= Sir Edmund Hillary Outdoor Pursuits Centre =

The Sir Edmund Hillary Outdoor Pursuits Centre of New Zealand (OPC) renamed Hillary Outdoors Education Centres, is a New Zealand-based not-for-profit trust with two centres in the North Island. Founded in 1972 by Graeme Dingle with Edmund Hillary as patron, Hillary Outdoors has been delivering outdoor programmes to school age students for over 50 years and has around 10,000 students visits per year.

== 2008 canyon disaster ==

On 15 April 2008 heavy rain caused a rapid increase in the river level in the Mangatepopo River canyon where a school group was canyoning. Seven people including six students and one teacher died. Later investigations revealed that the OPC missed heavy weather warnings from MetService and the coronal investigation that followed revealed systemic problems in risk management, including a culture of "risk drift" wherein the level of risk in the activities undertaken gradually increased over time.
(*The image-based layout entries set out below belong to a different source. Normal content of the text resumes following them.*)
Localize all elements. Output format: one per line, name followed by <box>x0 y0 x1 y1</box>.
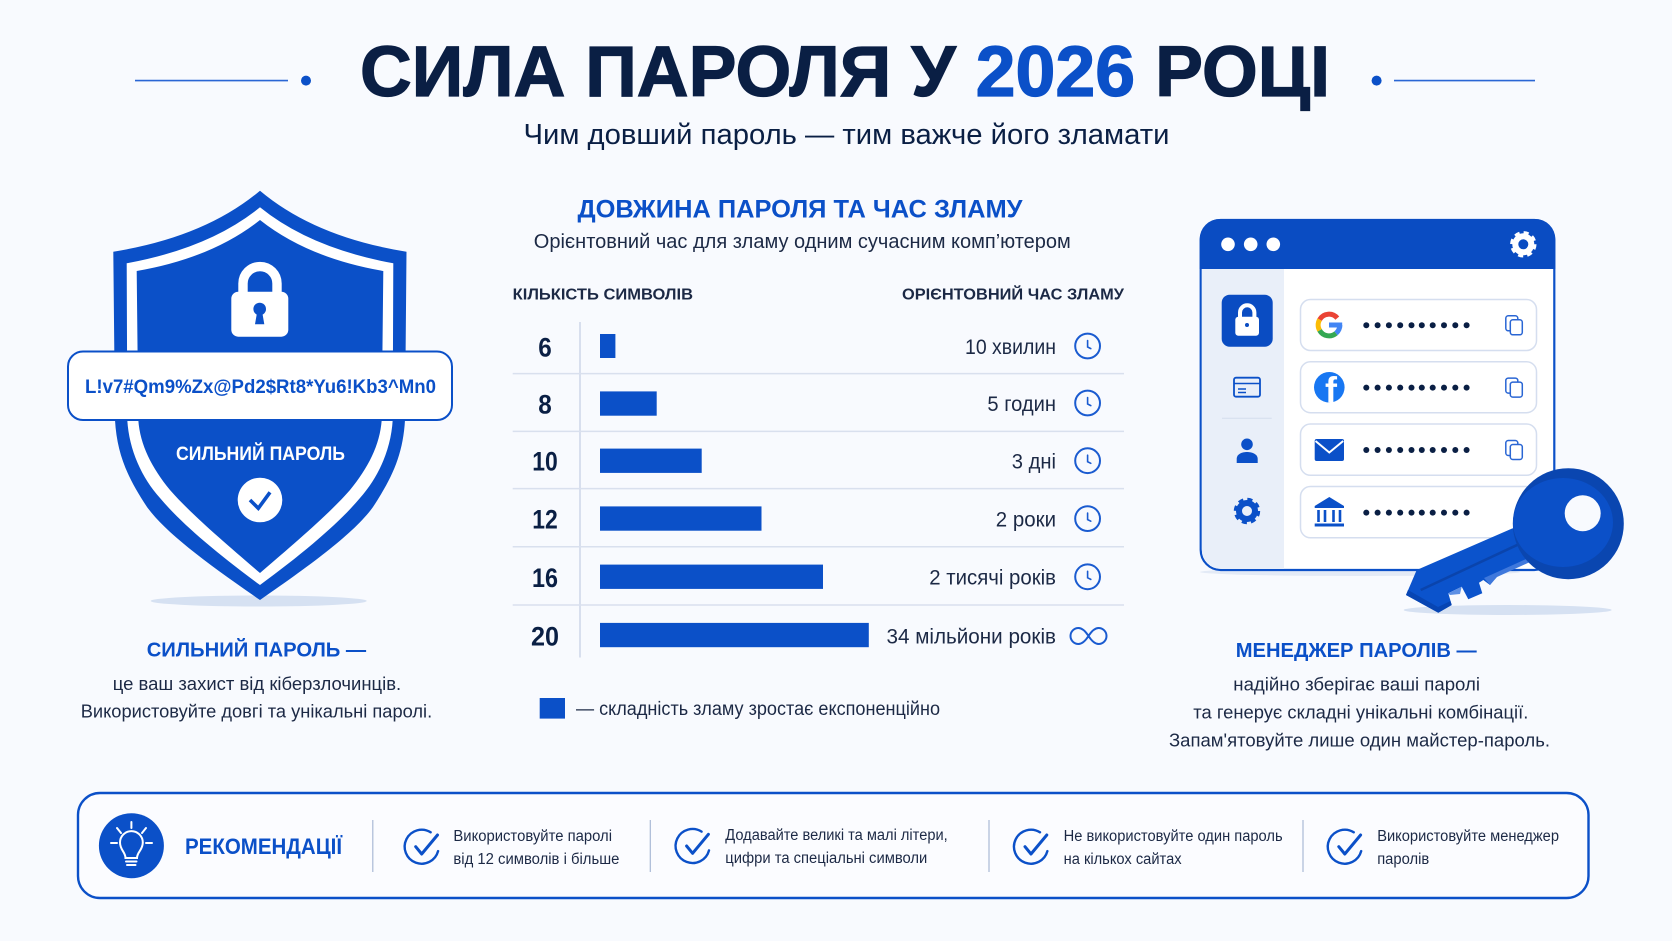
column headers: ОРІЄНТОВНИЙ ЧАС ЗЛАМУ <box>902 285 1125 304</box>
panel: bar chart <box>513 196 1125 720</box>
caption: password manager <box>1169 639 1550 751</box>
tip 3: Не використовуйте один пароль <box>1064 828 1283 845</box>
row: 6 characters: 10 хвилин <box>965 336 1056 359</box>
shield label: СИЛЬНИЙ ПАРОЛЬ <box>176 443 345 465</box>
row: 10 characters <box>532 446 1100 476</box>
sidebar icon: lock <box>1222 295 1273 347</box>
entry: bank <box>1300 486 1536 538</box>
sidebar icon: user <box>1237 438 1258 463</box>
row: 20 characters: 34 мільйони років <box>886 626 1056 648</box>
icon: key <box>1406 468 1624 613</box>
tip 1: від 12 символів і більше <box>453 851 619 868</box>
row: 12 characters: 2 роки <box>996 508 1056 532</box>
entry: facebook <box>1300 362 1536 413</box>
caption: password manager: МЕНЕДЖЕР ПАРОЛІВ — <box>1236 639 1477 662</box>
column headers <box>513 285 1125 304</box>
caption: strong password: СИЛЬНИЙ ПАРОЛЬ — <box>147 638 367 662</box>
panel: recommendations <box>78 793 1588 898</box>
tip 3 <box>1014 828 1283 868</box>
caption: strong password: Використовуйте довгі та унікальні паролі. <box>81 700 432 722</box>
row: 20 characters: 20 <box>531 622 559 652</box>
sidebar icon: card <box>1234 378 1260 397</box>
chart subheading: Орієнтовний час для зламу одним сучасним комп’ютером <box>534 231 1071 253</box>
row: 6 characters <box>538 332 1100 362</box>
chart heading: ДОВЖИНА ПАРОЛЯ ТА ЧАС ЗЛАМУ <box>578 196 1023 224</box>
entry: facebook: f <box>1325 370 1338 410</box>
chart legend: — складність зламу зростає експоненційно <box>576 699 940 720</box>
row: 8 characters: 8 <box>538 390 552 420</box>
tip 4: паролів <box>1377 851 1429 868</box>
row: 6 characters: 6 <box>538 332 552 362</box>
caption: password manager: та генерує складні унікальні комбінації. <box>1193 701 1528 722</box>
icon: check badge <box>238 478 282 522</box>
password box: L!v7#Qm9%Zx@Pd2$Rt8*Yu6!Kb3^Mn0 <box>85 376 436 398</box>
row: 8 characters <box>538 390 1100 420</box>
tip 1: Використовуйте паролі <box>453 828 612 845</box>
row: 20 characters <box>531 622 1106 652</box>
column headers: КІЛЬКІСТЬ СИМВОЛІВ <box>513 287 693 304</box>
caption: strong password <box>81 638 432 722</box>
row: 12 characters <box>532 504 1100 534</box>
tip 3: на кількох сайтах <box>1064 851 1182 868</box>
title: СИЛА ПАРОЛЯ У 2026 РОЦІ <box>360 33 1330 112</box>
header <box>135 33 1535 151</box>
row: 10 characters: 10 <box>532 446 558 476</box>
key shadow <box>1404 605 1612 615</box>
row: 10 characters: 3 дні <box>1012 450 1056 474</box>
row: 16 characters: 2 тисячі років <box>929 566 1056 590</box>
recommendations heading: РЕКОМЕНДАЦІЇ <box>185 834 343 859</box>
sidebar icon: settings <box>1236 500 1258 522</box>
subtitle: Чим довший пароль — тим важче його зламати <box>524 119 1170 151</box>
shield shadow <box>151 596 367 606</box>
icon: light bulb <box>99 813 164 878</box>
tip 1 <box>405 828 619 868</box>
tip 4 <box>1328 828 1559 868</box>
caption: password manager: Запам'ятовуйте лише один майстер-пароль. <box>1169 730 1550 751</box>
window shadow <box>1200 568 1520 576</box>
caption: strong password: це ваш захист від кіберзлочинців. <box>113 673 401 694</box>
tip 4: Використовуйте менеджер <box>1377 828 1559 845</box>
caption: password manager: надійно зберігає ваші паролі <box>1233 674 1480 695</box>
password box <box>68 352 452 420</box>
icon: shield <box>113 191 407 600</box>
row: 8 characters: 5 годин <box>987 393 1056 416</box>
row: 12 characters: 12 <box>532 504 558 534</box>
entry: google <box>1300 300 1536 350</box>
panel: strong password <box>68 191 452 721</box>
panel: password manager <box>1169 219 1624 751</box>
entry: mail <box>1300 424 1536 475</box>
row: 16 characters: 16 <box>532 563 558 593</box>
app window <box>1200 219 1555 570</box>
tip 2: Додавайте великі та малі літери, <box>725 827 948 844</box>
tip 2 <box>676 827 948 867</box>
icon: padlock <box>231 267 288 337</box>
row: 16 characters <box>532 563 1100 593</box>
tip 2: цифри та спеціальні символи <box>725 850 927 867</box>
Since the tragedy, the OPC has made significant changes to their practices, including enhanced training of the staff, making sure to check other staffs day plans, and ensuring that risky activities are carried out by more than a single staff member. It also appears from the list of activities on the OPC website that canyoning is no longer one of the activities.

== Geography ==

=== Hillary Outdoors, Aotea Great Barrier Island ===
Hillary Outdoors Aotea is situated on Great Barrier Island which is 100 km to the North East of Auckland central. The centre is based in Karaka Bay in the northern end of the Island. On May 11 2024, after 18 years in operation, the Aotea centre will close due to it no longer being financially sustainable for the trust to continue to deliver programmes from the Island.

=== Hillary Outdoors Tongariro ===
Hillary Outdoors Tongariro is situated adjacent to the Tongariro National Park in the Central Plateau of the North Island right on State Highway 47 halfway between National Park and Tūrangi. The centre itself is on Department of Conservation (DOC) land in the Tongariro National Park. As well as school programmes, Hillary Outdoors also have a Tertiary programme, and a nationwide events programme.